American Lit I Conquest Nation
Term: Spring 2020 - Full Term (01/21/2020 - 05/04/2020)
Grade Mode: Letter Grading
CRN: 56523
Times & Locations
Start Date | End Date | Days | Time | Location |
---|---|---|---|---|
1/21/2020 | 5/4/2020 | TR | 11:10am - 12:30pm | HS 202 |
This course will explore how the United States became an “imagined community” through writing, printing, and other media from the period of English settlement to the Civil War, and study this media as part of an emergent consumer culture also containing commodities like beer and products of slave plantations like rum, sugar, tobacco, and cotton. Put another way, this course will examine how a nation as large as the expanding United States of the period was held together through a common set of texts integral to understanding its heritage, as well as through its Atlantic-wide economy and marketplace.
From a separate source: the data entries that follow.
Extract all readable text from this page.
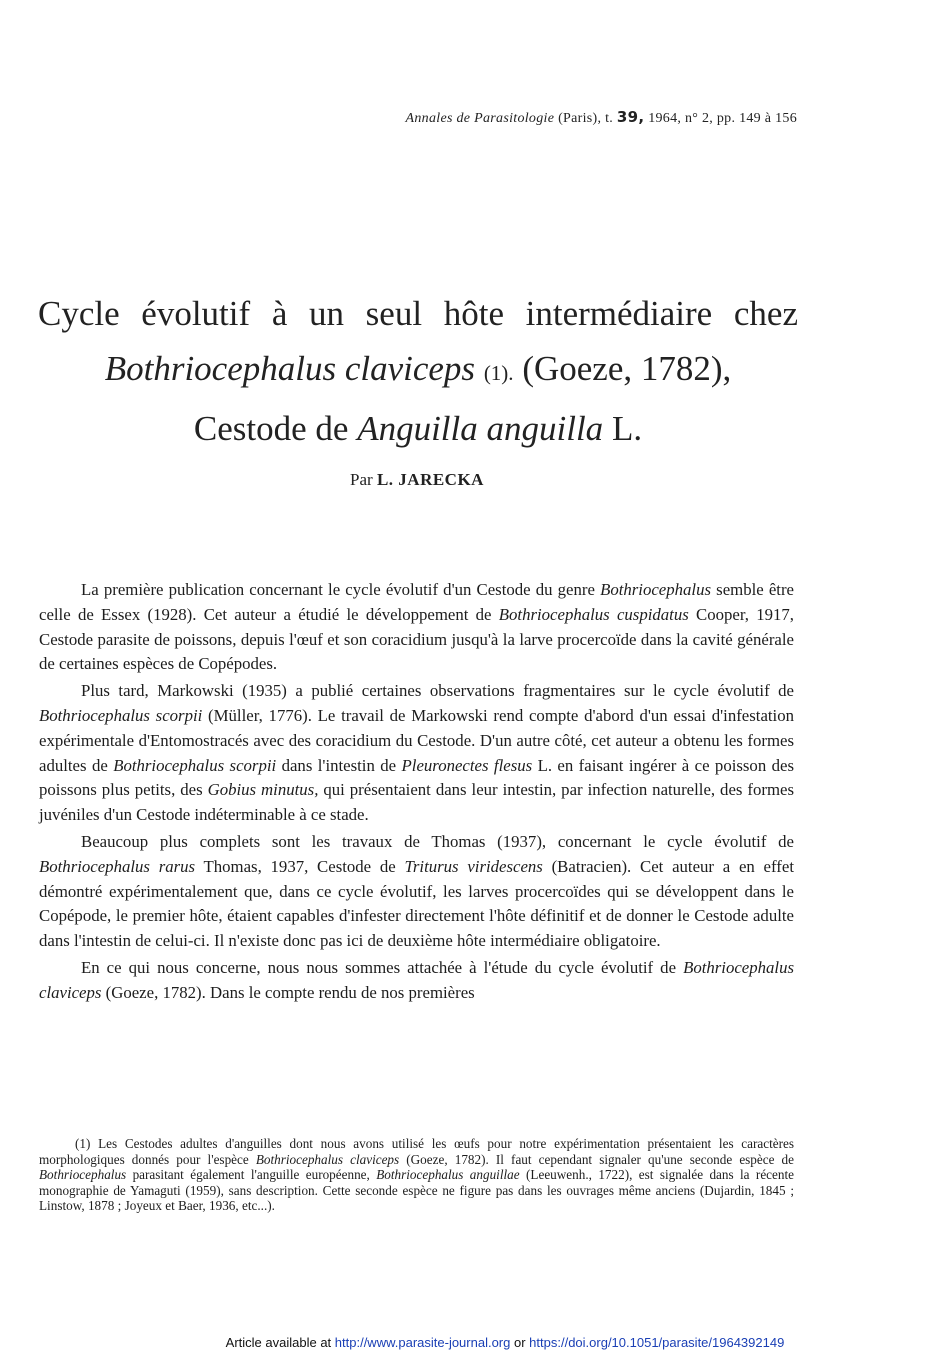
Annales de Parasitologie (Paris), t. 39, 1964, n° 2, pp. 149 à 156
Cycle évolutif à un seul hôte intermédiaire chez
Bothriocephalus claviceps (1). (Goeze, 1782),
Cestode de Anguilla anguilla L.
Par L. JARECKA

La première publication concernant le cycle évolutif d'un Cestode du genre Bothriocephalus semble être celle de Essex (1928). Cet auteur a étudié le développement de Bothriocephalus cuspidatus Cooper, 1917, Cestode parasite de poissons, depuis l'œuf et son coracidium jusqu'à la larve procercoïde dans la cavité générale de certaines espèces de Copépodes.

Plus tard, Markowski (1935) a publié certaines observations fragmentaires sur le cycle évolutif de Bothriocephalus scorpii (Müller, 1776). Le travail de Markowski rend compte d'abord d'un essai d'infestation expérimentale d'Entomostracés avec des coracidium du Cestode. D'un autre côté, cet auteur a obtenu les formes adultes de Bothriocephalus scorpii dans l'intestin de Pleuronectes flesus L. en faisant ingérer à ce poisson des poissons plus petits, des Gobius minutus, qui présentaient dans leur intestin, par infection naturelle, des formes juvéniles d'un Cestode indéterminable à ce stade.

Beaucoup plus complets sont les travaux de Thomas (1937), concernant le cycle évolutif de Bothriocephalus rarus Thomas, 1937, Cestode de Triturus viridescens (Batracien). Cet auteur a en effet démontré expérimentalement que, dans ce cycle évolutif, les larves procercoïdes qui se développent dans le Copépode, le premier hôte, étaient capables d'infester directement l'hôte définitif et de donner le Cestode adulte dans l'intestin de celui-ci. Il n'existe donc pas ici de deuxième hôte intermédiaire obligatoire.

En ce qui nous concerne, nous nous sommes attachée à l'étude du cycle évolutif de Bothriocephalus claviceps (Goeze, 1782). Dans le compte rendu de nos premières

(1) Les Cestodes adultes d'anguilles dont nous avons utilisé les œufs pour notre expérimentation présentaient les caractères morphologiques donnés pour l'espèce Bothriocephalus claviceps (Goeze, 1782). Il faut cependant signaler qu'une seconde espèce de Bothriocephalus parasitant également l'anguille européenne, Bothriocephalus anguillae (Leeuwenh., 1722), est signalée dans la récente monographie de Yamaguti (1959), sans description. Cette seconde espèce ne figure pas dans les ouvrages même anciens (Dujardin, 1845 ; Linstow, 1878 ; Joyeux et Baer, 1936, etc...).
Article available at http://www.parasite-journal.org or https://doi.org/10.1051/parasite/1964392149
It also will study how the problems of slavery, race, gender, and immigration present at its founding continue to challenge the historical narrative of American development and civic engagement. We’ll read early texts documenting the encounter between European and Native Americans, religious accounts of this encounter and sermons, captivity narratives, Native American writings, drama, Revolutionary-era polemical texts, autobiographies, fiction, nature writing, slave narratives, and poetry. We will also show how a literature that is truly “American” for the first time emerges from the work of Charles Brockden Brown, Washington Irving, Frederick Douglass, Ralph Waldo Emerson, Henry David Thoreau, Harriet Beecher Stowe, Henry Wadsworth Longfellow, and many other writers. In doing so, we will encounter an astonishing range of discourses and voices. The course includes short critical readings that provide interpretive paradigms for discussing these texts. The goals of the course are to provide students with a broad knowledge of the formative period of American literature and to offer experience in textual analysis through reading and writing about multiple genres.
In spring 2020 this course fulfills a Post-1800 Literature requirement for English majors.